Yandex is a pretty good search engine. Yandex is essentially what people think DuckDuckGo is, on the other hand DuckDuckGo is essentially is just Bing.
My impression was most use DuckDuckGo for privacy reasons so it's a bit surprising to read Yandex is supposed to be what people think DuckDuckGo is. Also DuckDuckGo sources from far more than just Bing and it does have its own crawler as well.
My understanding of Yandex was that it's just another user-information-is-primary-income search provider this time HQ'd in Russia, neither of which exactly appealing to the typical DDG crowd.
Though I'd throw Kagi out to anyone who puts a lot of weight on such things as being a more pure example than either.

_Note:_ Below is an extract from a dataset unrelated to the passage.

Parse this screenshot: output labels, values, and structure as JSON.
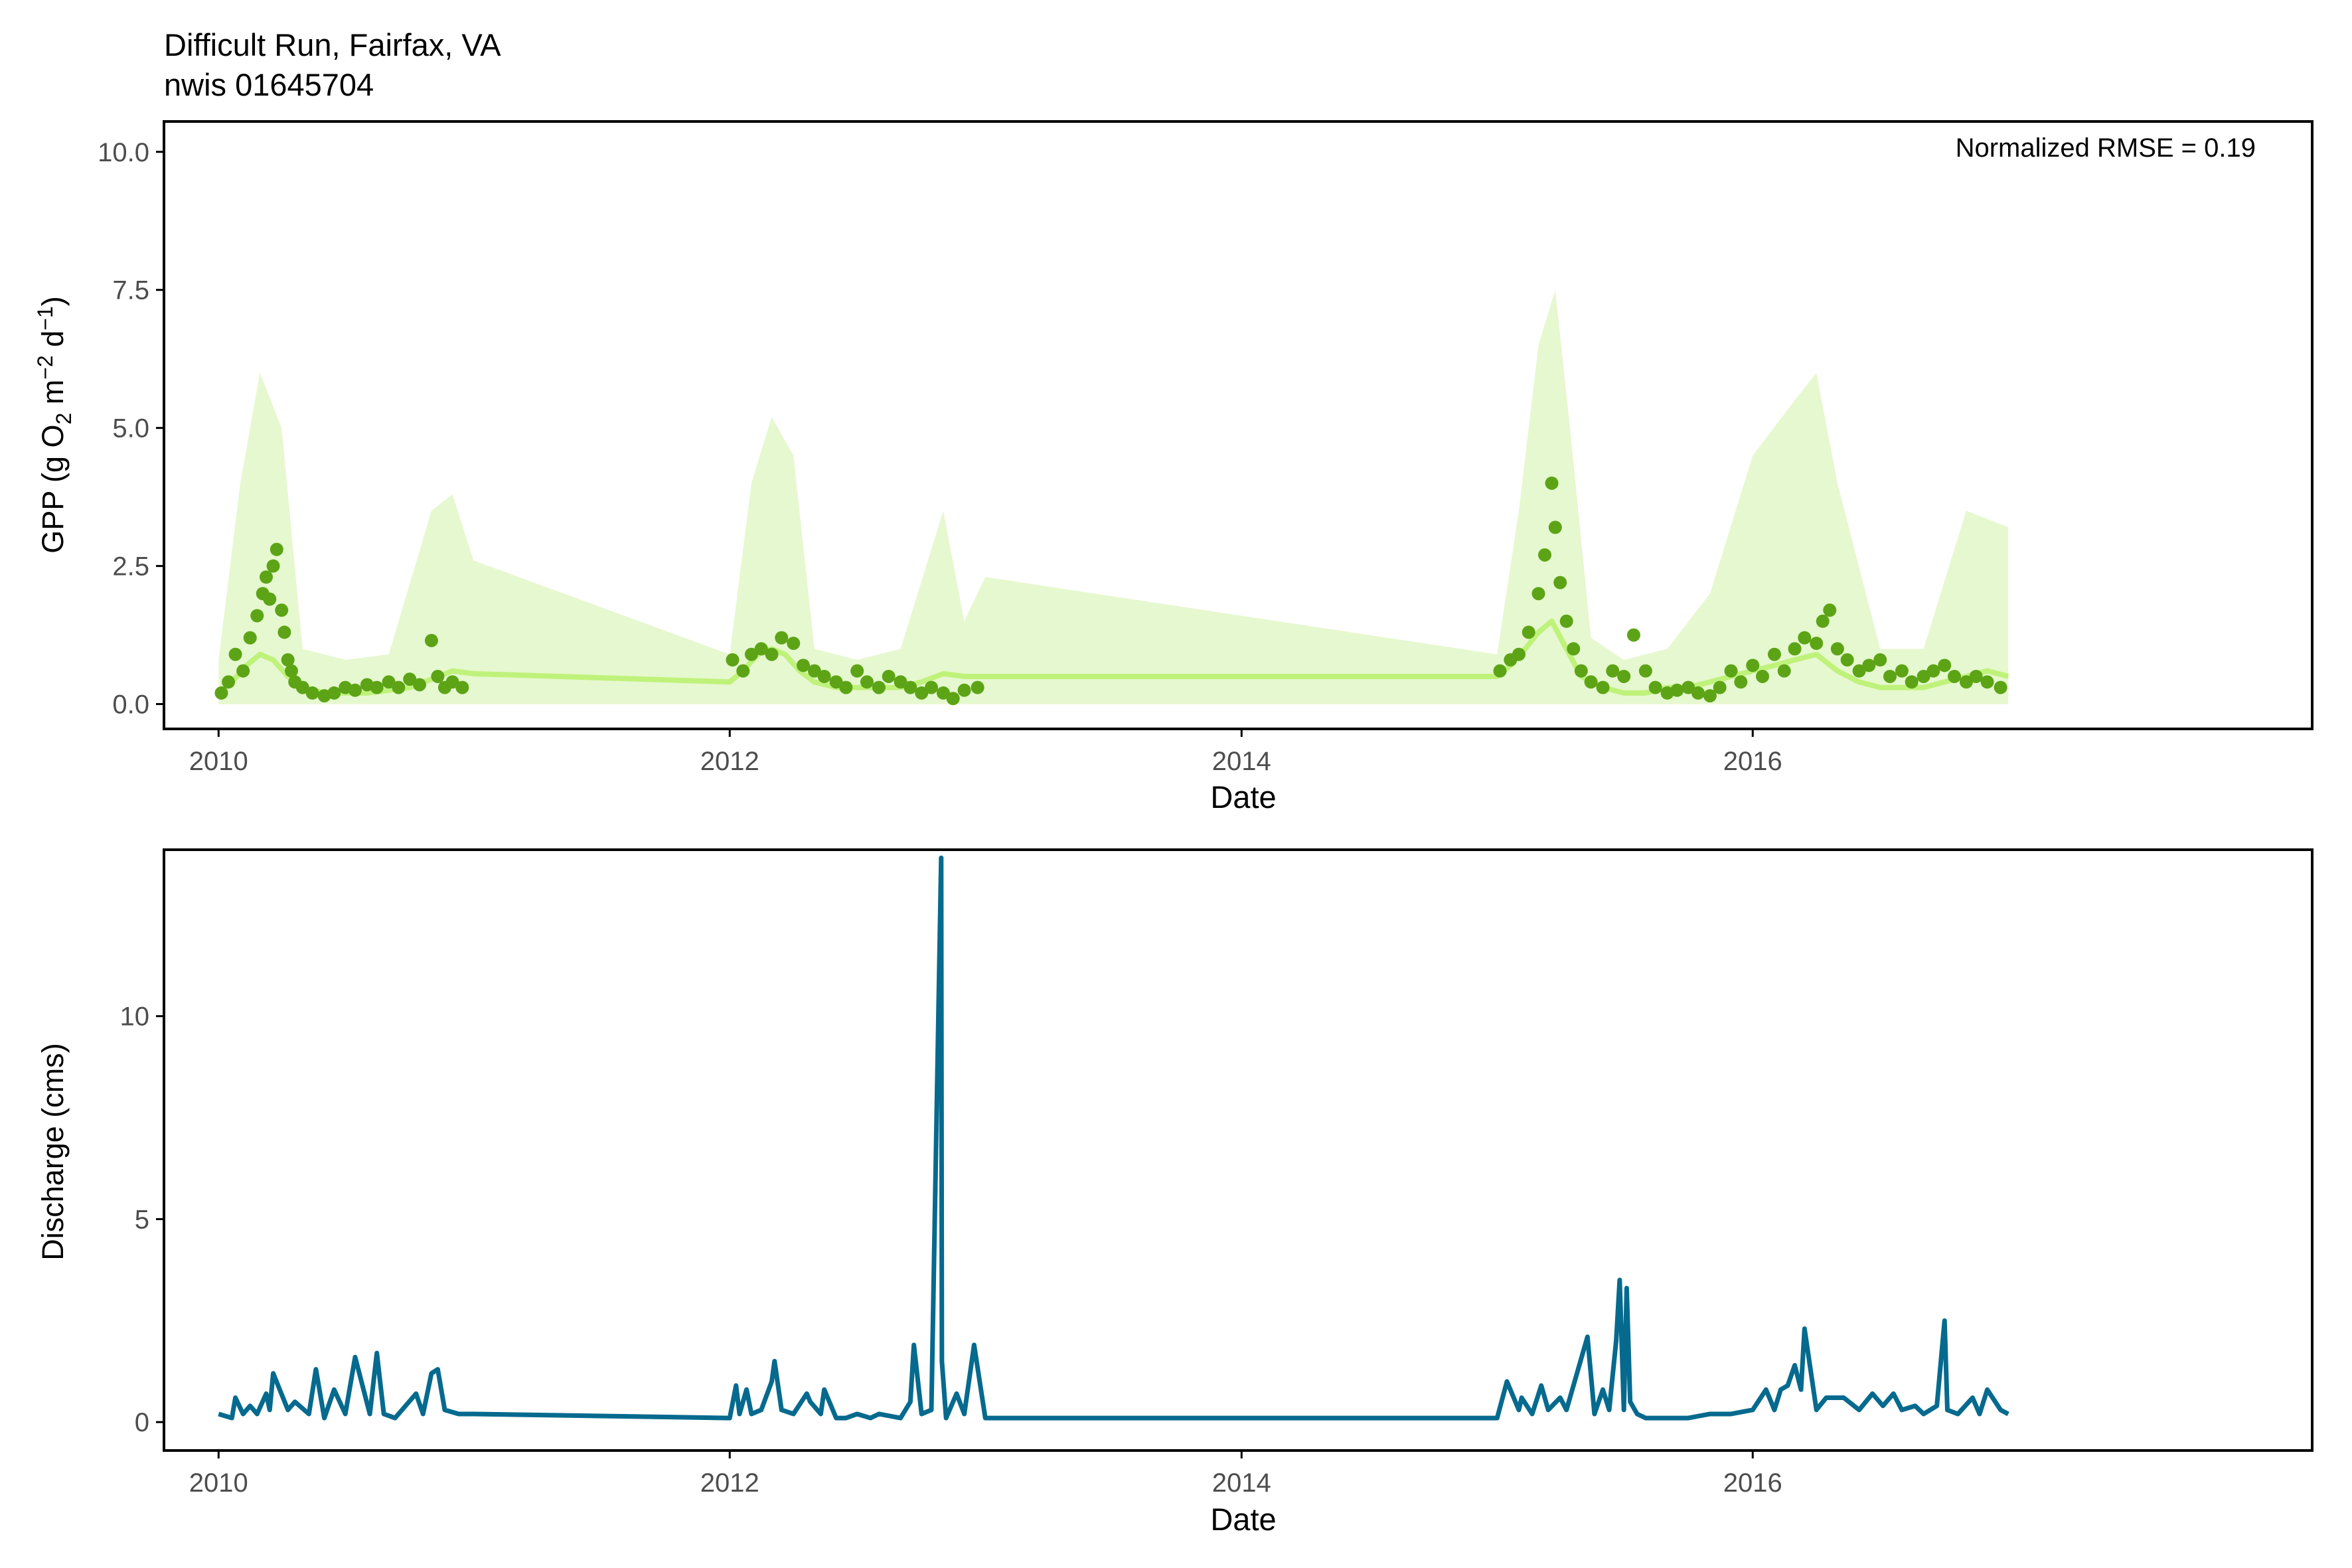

When I was looking into it I only found a few high level things like https://help.duckduckgo.com/duckduckgo-help-pages/results/so.... Nothing on how the sausage is made unfortunately. Same for Kagi which takes a similar layered approach (though anecdotally it seemed a bit more spread across backend sources).
>My understanding of Yandex was that it's just another user-information-is-primary-income search provider this time HQ'd in Russia, neither of which exactly appealing to the typical DDG crowd.
A Russian company having my data given the current state of relations between it and my government is less worrisome than Google having the same.
This response, though frequently used, is wrong. If my data is useless they wouldn’t collect it. They use this data to target ads specifically for me, increasing those ads value. So yes, individuals data is worth something.
That's not how ad targeting works. Your data is used in aggregate to target ads to your purported demographic, and that designation is usually obtained on-the-fly via your recent page visits. Storing your individual interests isn't worth the money it costs.
That said, this has nothing to do with ads. It's a matter of foreign intelligence.